In order to complement the Mariner mission to Venus, the radar experiments were repeated from October to December, 1962 (during the Mariner mission), using improved equipment and refined techniques. As in 1961, the experiments were directed by W. K. Victor and R. Stevens.
The 1961 experiments used two 85-foot antennas, one transmitting 13 kilowatts of power at 2,388 megacycles, the other receiving the return signal after the round trip to and from Venus. The most important result was the refinement of the astronomical unit—the mean distance from the Earth to the Sun—to a value of 92,956,200 ±300 miles.
Around 1910, the astronomical unit, plotted by classical optical methods, was uncertain to 250,000 miles. Before the introduction of radar astronomy techniques such as those used at Goldstone, scientists believed that the astronomical unit was known to within 60,000 miles, but even this factor of uncertainty would be intolerable for planetary exploration.

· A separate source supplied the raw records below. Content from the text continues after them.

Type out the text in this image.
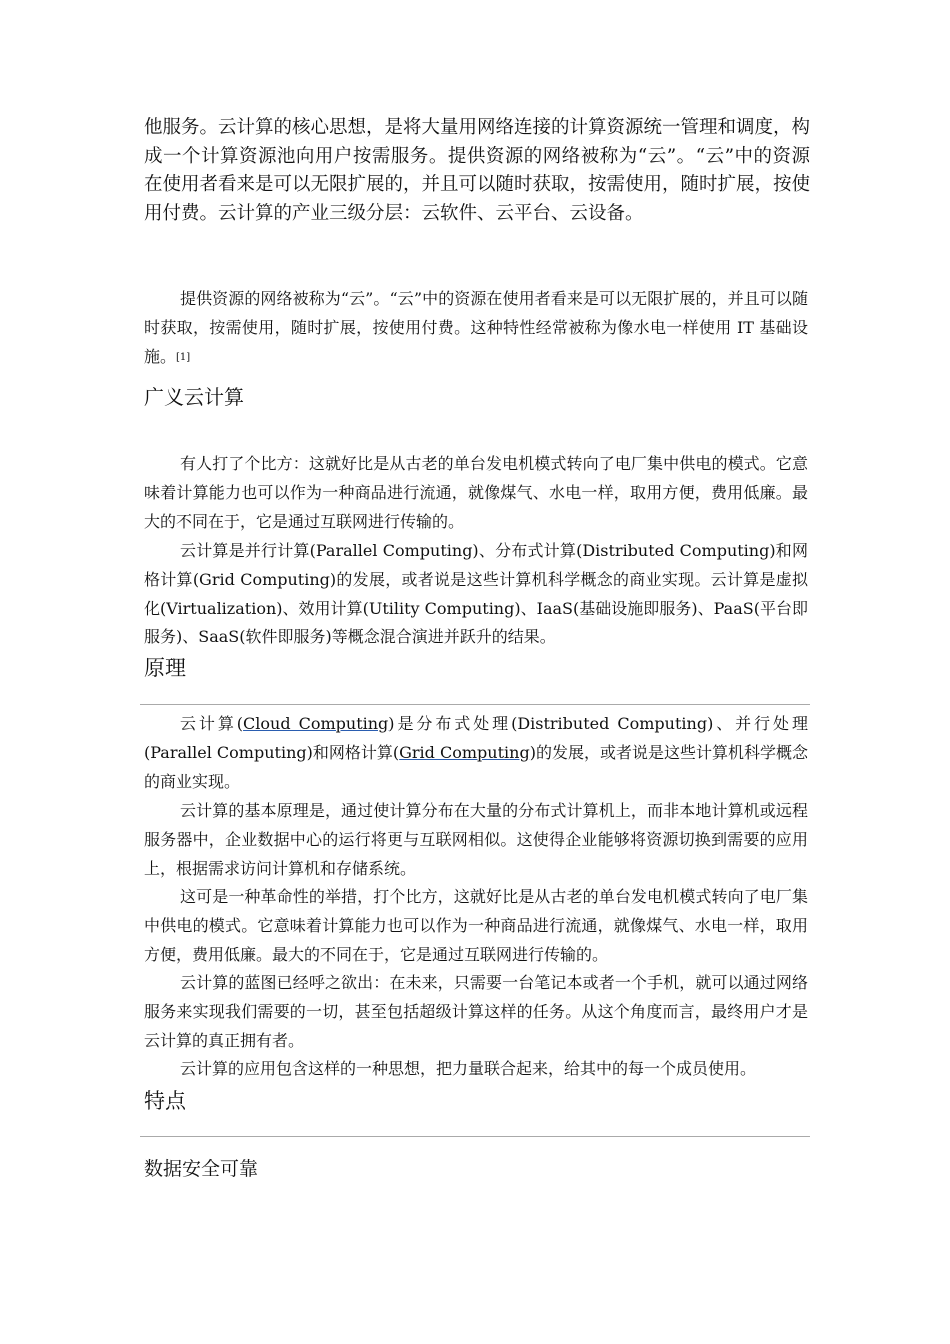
他服务。云计算的核心思想，是将大量用网络连接的计算资源统一管理和调度，构成一个计算资源池向用户按需服务。提供资源的网络被称为“云”。“云”中的资源在使用者看来是可以无限扩展的，并且可以随时获取，按需使用，随时扩展，按使用付费。云计算的产业三级分层：云软件、云平台、云设备。

提供资源的网络被称为“云”。“云”中的资源在使用者看来是可以无限扩展的，并且可以随时获取，按需使用，随时扩展，按使用付费。这种特性经常被称为像水电一样使用 IT 基础设施。[1]

广义云计算

有人打了个比方：这就好比是从古老的单台发电机模式转向了电厂集中供电的模式。它意味着计算能力也可以作为一种商品进行流通，就像煤气、水电一样，取用方便，费用低廉。最大的不同在于，它是通过互联网进行传输的。

云计算是并行计算(Parallel Computing)、分布式计算(Distributed Computing)和网格计算(Grid Computing)的发展，或者说是这些计算机科学概念的商业实现。云计算是虚拟化(Virtualization)、效用计算(Utility Computing)、IaaS(基础设施即服务)、PaaS(平台即服务)、SaaS(软件即服务)等概念混合演进并跃升的结果。

原理

云计算(Cloud Computing)是分布式处理(Distributed Computing)、并行处理(Parallel Computing)和网格计算(Grid Computing)的发展，或者说是这些计算机科学概念的商业实现。

云计算的基本原理是，通过使计算分布在大量的分布式计算机上，而非本地计算机或远程服务器中，企业数据中心的运行将更与互联网相似。这使得企业能够将资源切换到需要的应用上，根据需求访问计算机和存储系统。

这可是一种革命性的举措，打个比方，这就好比是从古老的单台发电机模式转向了电厂集中供电的模式。它意味着计算能力也可以作为一种商品进行流通，就像煤气、水电一样，取用方便，费用低廉。最大的不同在于，它是通过互联网进行传输的。

云计算的蓝图已经呼之欲出：在未来，只需要一台笔记本或者一个手机，就可以通过网络服务来实现我们需要的一切，甚至包括超级计算这样的任务。从这个角度而言，最终用户才是云计算的真正拥有者。

云计算的应用包含这样的一种思想，把力量联合起来，给其中的每一个成员使用。

特点
数据安全可靠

In radar astronomy, the transit time of a radio signal moving at the speed of light (186,000 miles per second) is measured as it travels to a planet and back. In conjunction with the angular measurement techniques used by earlier investigators, this method permits a more precise calculation of the astronomical unit.
Optical and radar measurements of the astronomical unit differ by 50,000 miles. Further refinement of both techniques should lessen the discrepancy between the two values.
The 1961 tests also established that Venus rotates at a very slow rate, possibly keeping the same face toward the Sun at all times. The reflection coefficient of the planet was estimated at 12%, a bright value similar to that of the Earth and contrasted with the Moon’s 2%. The average dielectric constant (conductivity factor) of the surface material seemed to be close to that of sand or dust, and the surface was reported to be rough at a wavelength of 6 inches.
The surface roughness was confirmed in 1962. Since it is known that a rough surface will scatter a signal, the radar tests were observed for such indications. Venus had a scattering effect on the radar waves similar to the Moon’s, probably establishing the roughness of the Venusian surface as more or less similar to the lunar terrain.
Some of the most interesting work was done in reference to the rotation rate of Venus. A radar signal will spread in frequency on return from a target planet that is rotating and rough enough to reflect from a considerable area of its surface. The spread of 5 to 10 cycles per second noted on the Venus echo would suggest a very slow rotation rate, perhaps keeping the same face toward the Sun, or possibly even in a retrograde direction, opposite to the Earth’s.
In the Goldstone 1962 experiments, Venus was in effect divided into observation zones and the doppler effect or change in the returned signal from these zones was studied. The rate of rotation was derived from three months of sampling with this radar mapping technique. Also, the clear, sharp tone characteristic of the transmitted radar signal was altered on return from Venus into a fuzzy, indistinct sound. This effect seemed to confirm the slow retrograde rotation (as compared with the Earth) indicated by the radar mapping and frequency change method.
In addition to these methods of deducing the slow rotation rate, two other phenomena seemed to verify it: a slowly fluctuating signal strength, and the apparent progression of a bright radar spot across from the center of Venus toward the outside edge.